# Prodigy Express DCC controller



## BNSF Fan (Feb 27, 2010)

Are any of you using this? How do you like it? I am thinking about getting one for my N scale layout. Will it handle running 2 loco's in consist, while running a couple switcher's on another track? Gonna go check out my LHS for price today as I just got a gift certificate for them. If it will do what I want, well maybe... Thanks.


----------



## dozer (Jan 2, 2010)

I use the Advance, not sure how different it is from the express if at all. It does function 2 seperate trains very well.


----------



## tankist (Jun 11, 2009)

i had this system but upgraded to NCE powercab. mrc express does not have CV readback and has some pecularities but all in all its ok for what it is


----------



## MudbugnTX (Dec 28, 2009)

I have The Prodigy Express also.
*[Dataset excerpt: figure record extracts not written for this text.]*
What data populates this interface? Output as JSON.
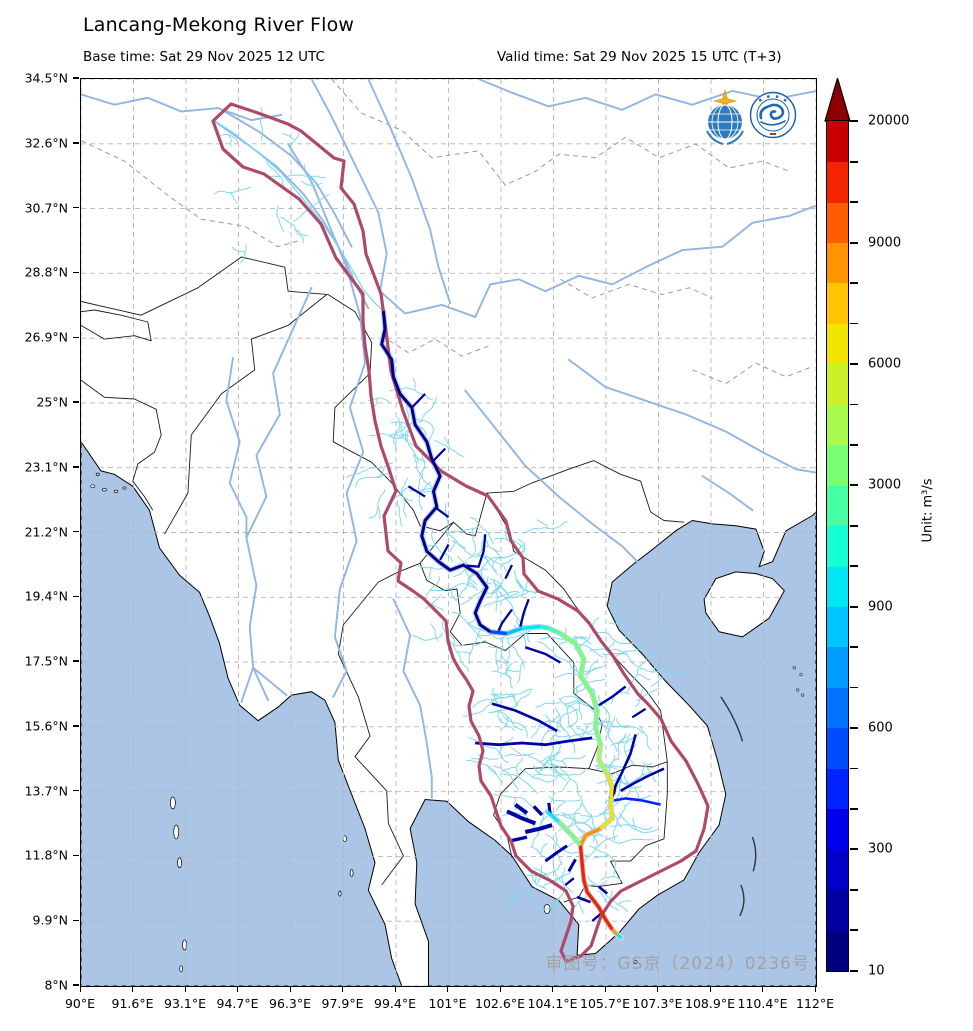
{
  "header": {
    "title": "Lancang-Mekong River Flow",
    "base_time": "Base time: Sat 29 Nov 2025 12 UTC",
    "valid_time": "Valid time: Sat 29 Nov 2025 15 UTC (T+3)"
  },
  "map": {
    "watermark": "审图号：GS京（2024）0236号",
    "logos": {
      "wmo": "WMO logo",
      "cma": "CMA logo"
    },
    "colors": {
      "ocean": "#abc5e7",
      "land": "#ffffff",
      "coast": "#000000",
      "border": "#1a1a1a",
      "province_dash": "#9a9a9a",
      "grid": "#b5b5b5",
      "river_base": "#8fb6e4",
      "river_halo": "#bdd3ec",
      "tributary": "#7fd9f0",
      "basin_outline": "#ae4a68",
      "stem_navy": "#00008b",
      "nine_dash": "#333333"
    }
  },
  "axes": {
    "x_tick_labels": [
      "90°E",
      "91.6°E",
      "93.1°E",
      "94.7°E",
      "96.3°E",
      "97.9°E",
      "99.4°E",
      "101°E",
      "102.6°E",
      "104.1°E",
      "105.7°E",
      "107.3°E",
      "108.9°E",
      "110.4°E",
      "112°E"
    ],
    "y_tick_labels": [
      "34.5°N",
      "32.6°N",
      "30.7°N",
      "28.8°N",
      "26.9°N",
      "25°N",
      "23.1°N",
      "21.2°N",
      "19.4°N",
      "17.5°N",
      "15.6°N",
      "13.7°N",
      "11.8°N",
      "9.9°N",
      "8°N"
    ]
  },
  "colorbar": {
    "unit_label": "Unit: m³/s",
    "boundaries": [
      10,
      100,
      200,
      300,
      400,
      500,
      600,
      700,
      800,
      900,
      1000,
      2000,
      3000,
      4000,
      5000,
      6000,
      7000,
      8000,
      9000,
      10000,
      15000,
      20000
    ],
    "labeled_values": [
      10,
      300,
      600,
      900,
      3000,
      6000,
      9000,
      20000
    ],
    "segment_colors": [
      "#000080",
      "#0000a4",
      "#0000c8",
      "#0000ee",
      "#0024ff",
      "#004cff",
      "#0074ff",
      "#009cff",
      "#00c4ff",
      "#00e6f4",
      "#14ffd4",
      "#46ffa4",
      "#78ff74",
      "#a8fa4c",
      "#ccf128",
      "#f2e400",
      "#ffc400",
      "#ff9400",
      "#ff5e00",
      "#f32500",
      "#c80000"
    ],
    "over_color": "#8e0000"
  }
}
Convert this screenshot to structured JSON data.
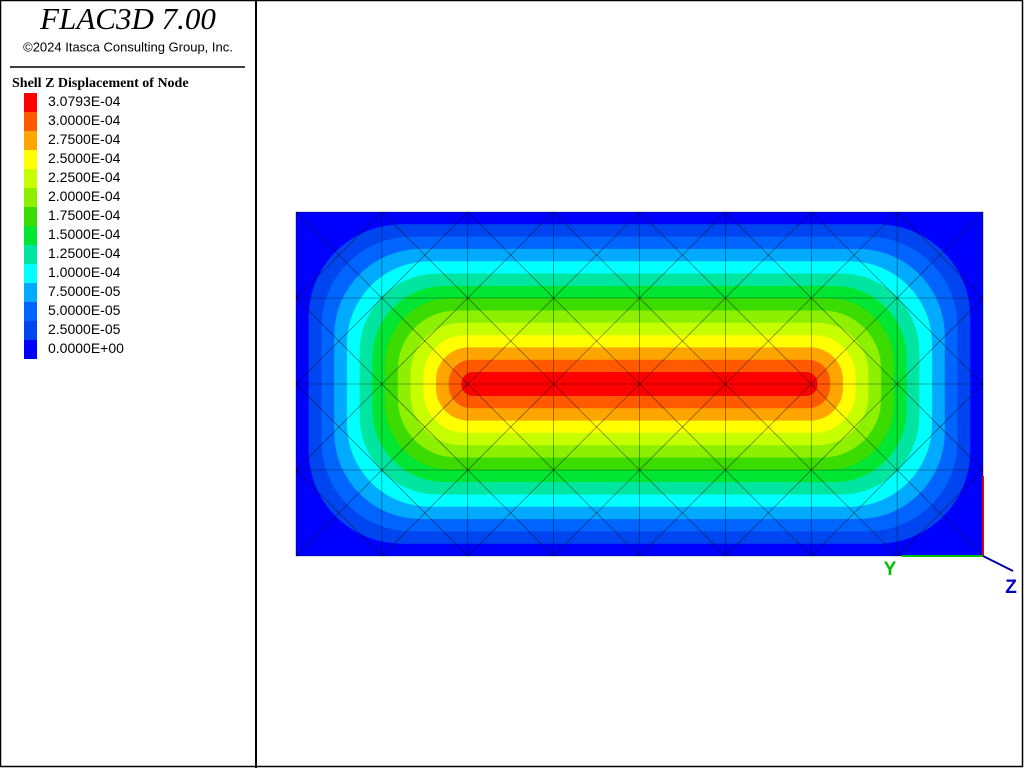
{
  "header": {
    "title": "FLAC3D 7.00",
    "copyright": "©2024 Itasca Consulting Group, Inc."
  },
  "legend": {
    "title": "Shell Z Displacement of Node",
    "entries": [
      {
        "label": "3.0793E-04",
        "color": "#ff0000"
      },
      {
        "label": "3.0000E-04",
        "color": "#ff5a00"
      },
      {
        "label": "2.7500E-04",
        "color": "#ffa500"
      },
      {
        "label": "2.5000E-04",
        "color": "#ffff00"
      },
      {
        "label": "2.2500E-04",
        "color": "#c8ff00"
      },
      {
        "label": "2.0000E-04",
        "color": "#8cf000"
      },
      {
        "label": "1.7500E-04",
        "color": "#3cdc00"
      },
      {
        "label": "1.5000E-04",
        "color": "#00e632"
      },
      {
        "label": "1.2500E-04",
        "color": "#00e6a0"
      },
      {
        "label": "1.0000E-04",
        "color": "#00ffff"
      },
      {
        "label": "7.5000E-05",
        "color": "#00aaff"
      },
      {
        "label": "5.0000E-05",
        "color": "#0064ff"
      },
      {
        "label": "2.5000E-05",
        "color": "#0046f0"
      },
      {
        "label": "0.0000E+00",
        "color": "#0000ff"
      }
    ]
  },
  "axes": {
    "y_label": "Y",
    "z_label": "Z"
  }
}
Do not get it for consisting. It also has a lower amp booster than the Advance Squared. 1.5 amps to be exact for the express. It does not have a decoder readback function which is really nice. If you are going to go with MRC get the Advance Squared or the Wireless version.

To me The NCE Power cab or Procab is a better choice. It will also migrate to JMRI software if you decided to control your trains with a pc or laptop. MRC will not. You have to use their special proprietary software.


----------